Property speculation as a means getting rich quick is a long-standing New Zealand tradition.
The 1870s was when most European settlers arrived here. They arrived to find most available land bought up by the settlers who arrived in the 1850s. The immigrants of the 1870s had usually come to the other side of the world to escape landed wealth and rented hovels.
The demand for land in New Zelaland lead to the Land Wars and massive land confiscations in breach of the Treaty of Waitangi. It also lead to King Dick Seddon and his Liberal party breaking up the great estates in the 1890s. Itis worth bearing in mind that ultimately, the wealth of most land-owners in New Zelaland is stolen from Maori.
For a brief period, New Zealand was remote and land was cheap and available.

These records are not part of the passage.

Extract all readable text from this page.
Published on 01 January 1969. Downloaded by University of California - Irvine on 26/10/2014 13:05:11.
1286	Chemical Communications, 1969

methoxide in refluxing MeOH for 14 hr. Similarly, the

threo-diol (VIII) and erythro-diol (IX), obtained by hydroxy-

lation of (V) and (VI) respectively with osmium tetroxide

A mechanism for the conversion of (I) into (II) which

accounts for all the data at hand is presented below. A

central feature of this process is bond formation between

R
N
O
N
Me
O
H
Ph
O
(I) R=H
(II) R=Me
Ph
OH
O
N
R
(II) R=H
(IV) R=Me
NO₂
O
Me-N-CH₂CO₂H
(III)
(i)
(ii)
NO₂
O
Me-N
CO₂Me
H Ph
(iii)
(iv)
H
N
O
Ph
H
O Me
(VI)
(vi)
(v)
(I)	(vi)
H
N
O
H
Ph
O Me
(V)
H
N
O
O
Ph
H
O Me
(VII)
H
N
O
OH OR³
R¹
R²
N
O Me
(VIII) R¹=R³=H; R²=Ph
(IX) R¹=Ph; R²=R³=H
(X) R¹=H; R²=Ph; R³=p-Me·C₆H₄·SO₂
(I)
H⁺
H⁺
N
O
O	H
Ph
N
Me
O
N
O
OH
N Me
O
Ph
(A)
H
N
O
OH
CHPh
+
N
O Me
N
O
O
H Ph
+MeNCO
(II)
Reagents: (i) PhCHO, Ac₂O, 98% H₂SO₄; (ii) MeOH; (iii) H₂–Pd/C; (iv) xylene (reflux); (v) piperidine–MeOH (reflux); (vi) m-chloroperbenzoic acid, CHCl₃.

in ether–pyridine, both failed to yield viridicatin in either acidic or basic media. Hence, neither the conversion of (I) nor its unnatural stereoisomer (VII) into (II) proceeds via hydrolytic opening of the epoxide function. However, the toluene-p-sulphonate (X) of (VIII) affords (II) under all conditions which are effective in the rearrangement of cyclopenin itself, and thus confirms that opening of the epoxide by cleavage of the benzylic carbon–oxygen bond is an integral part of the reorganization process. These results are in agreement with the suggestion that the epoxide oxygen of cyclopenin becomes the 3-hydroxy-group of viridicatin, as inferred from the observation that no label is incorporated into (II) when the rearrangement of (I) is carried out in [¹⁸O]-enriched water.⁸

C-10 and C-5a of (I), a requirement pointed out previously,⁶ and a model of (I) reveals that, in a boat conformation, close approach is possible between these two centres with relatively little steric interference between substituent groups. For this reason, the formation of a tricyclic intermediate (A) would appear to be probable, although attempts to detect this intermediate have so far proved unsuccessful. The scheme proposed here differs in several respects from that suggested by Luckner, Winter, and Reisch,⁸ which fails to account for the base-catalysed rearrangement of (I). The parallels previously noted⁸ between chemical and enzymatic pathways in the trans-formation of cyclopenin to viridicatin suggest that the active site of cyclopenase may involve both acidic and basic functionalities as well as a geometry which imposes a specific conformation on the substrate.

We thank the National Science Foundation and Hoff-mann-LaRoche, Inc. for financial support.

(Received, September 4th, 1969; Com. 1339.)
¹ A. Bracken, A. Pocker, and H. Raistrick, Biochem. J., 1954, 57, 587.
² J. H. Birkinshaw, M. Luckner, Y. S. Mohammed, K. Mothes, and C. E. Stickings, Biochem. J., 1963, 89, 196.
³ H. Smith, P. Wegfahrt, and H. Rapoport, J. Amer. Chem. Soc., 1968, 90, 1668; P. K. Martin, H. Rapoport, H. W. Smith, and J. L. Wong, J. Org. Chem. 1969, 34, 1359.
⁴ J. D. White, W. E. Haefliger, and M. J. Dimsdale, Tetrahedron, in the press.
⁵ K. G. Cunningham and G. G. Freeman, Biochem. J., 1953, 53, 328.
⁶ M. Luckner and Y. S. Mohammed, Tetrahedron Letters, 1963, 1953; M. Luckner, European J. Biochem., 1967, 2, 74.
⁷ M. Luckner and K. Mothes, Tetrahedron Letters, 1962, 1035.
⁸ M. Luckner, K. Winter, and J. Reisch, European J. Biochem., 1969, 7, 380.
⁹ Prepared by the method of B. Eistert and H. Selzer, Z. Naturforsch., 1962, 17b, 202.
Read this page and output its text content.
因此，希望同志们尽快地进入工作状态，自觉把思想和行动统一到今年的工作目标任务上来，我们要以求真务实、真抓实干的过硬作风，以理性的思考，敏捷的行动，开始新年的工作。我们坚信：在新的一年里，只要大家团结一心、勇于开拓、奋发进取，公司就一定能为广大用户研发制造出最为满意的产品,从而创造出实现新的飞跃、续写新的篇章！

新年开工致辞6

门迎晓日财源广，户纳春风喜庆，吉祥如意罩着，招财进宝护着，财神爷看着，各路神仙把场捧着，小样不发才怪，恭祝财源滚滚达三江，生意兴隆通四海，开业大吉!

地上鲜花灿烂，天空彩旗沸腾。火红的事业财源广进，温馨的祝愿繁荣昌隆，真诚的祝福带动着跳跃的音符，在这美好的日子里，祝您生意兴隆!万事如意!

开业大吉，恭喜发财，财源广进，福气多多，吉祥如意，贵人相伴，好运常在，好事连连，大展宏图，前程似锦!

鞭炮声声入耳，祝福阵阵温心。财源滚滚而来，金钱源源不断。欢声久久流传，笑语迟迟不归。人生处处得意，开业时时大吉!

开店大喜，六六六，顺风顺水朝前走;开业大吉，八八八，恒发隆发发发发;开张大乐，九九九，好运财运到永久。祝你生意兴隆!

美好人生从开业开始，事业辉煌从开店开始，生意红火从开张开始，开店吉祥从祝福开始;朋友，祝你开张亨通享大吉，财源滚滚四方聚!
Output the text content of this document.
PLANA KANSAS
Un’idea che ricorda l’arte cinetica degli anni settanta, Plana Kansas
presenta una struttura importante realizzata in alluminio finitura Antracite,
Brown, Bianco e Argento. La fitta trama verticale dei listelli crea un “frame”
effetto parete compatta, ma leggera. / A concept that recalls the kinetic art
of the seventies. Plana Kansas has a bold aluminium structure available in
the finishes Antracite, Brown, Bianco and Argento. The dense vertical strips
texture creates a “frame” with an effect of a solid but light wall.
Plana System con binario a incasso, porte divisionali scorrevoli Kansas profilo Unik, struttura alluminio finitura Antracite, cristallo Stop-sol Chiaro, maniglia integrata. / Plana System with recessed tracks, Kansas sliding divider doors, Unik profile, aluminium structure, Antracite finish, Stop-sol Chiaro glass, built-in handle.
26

From the 1880s, we exported frozen lamb, a sought after luxury food of the time, directly to the centre of the world's biggest empire. From this and our wool and butter, we became wealthy.
Wakefield and others reacted to the Industrial Revolution destroying traditional British agricultural society by trying to create utopian, ordered, hierarchical versions of English and Scottish towns in New Zealand. But at the same time, Chartist socialism reacted to the negative effects of industralisation by demanding some sharing of the wealth and political power.
These Chartist socialist traditions came to NZ too.
So in the 20th Century, some of the wealth from our role as Britain's farm and as beneficiaries of a land-grab from the Tangata Whenua, was spread to the workers and the poor by strong unions and a caring welfare state.
The result of this was that within living memory, even young factory worker couples in New Zelaland could often buy a house. Buying a bach (or crib!) was within the sights of many. This strong cultural memory still drives us.
But New Zealand is no longer the sleepy, quarter acre, pavlova paradise that Austin Mitchell reported on 50 years ago. A revolution occurred. It started in 1984 and has not stopped. We now call it 'neoliberalism'.
Among other things, neoliberalism has involved deregulating finance so that there was an explosion of cheap credit. It also involved gutting unions in the name of productivity but with the promise of trickle-down.
A few got rich. All of us had access to the consumer goods denied us under Muldoon's fortress economy. We could borrow to pay houses and consumer goods more easily than ever before.
Neoliberalism meant that we had cheap imported goods, but we lost our high-paying protected jobs. There was no trickle-down - unless you count the cheap Japanese imported used cars.
For years, due to the purity of the neoliberal experiment in NZ, combined with the rights of Kiwis to live and work in Australia, thousands of us left annually to live in Australia.
Australia's mineral boom underpinning its wealth ended about the same time as China started on its debt binge. NZ-born Kiwis are returning home from Australia and not leaving in the first place. Those who left had to be replaced. Those new Kiwis occupied the homes vacated when many Kiwi-born New Zealanders departed for greener pastures.
More recently, the Government has been allowing record numbers of immigrants. Many have no hope of obtaining residency. But they have to live somewhere. They also often drive down the wages for jobs that NZ-born Kiwis would otherwise perform.
The Government has continued selling state houses because that is its long-standing ideology. It cannot conceive of any other response. The central planning involved in large-scale house building seems like something from a long forgotten semi-Stalinist past. How do you admit that your entire economic and worldview may be flawed? You don't. You deny there even is a problem or you blame someone else.
However, in fairness to the Government, the housing crisis is driven by a number of factors outside their control. These include a world economy and finance system based on debt and some historic and cultural factors unique to New Zealand.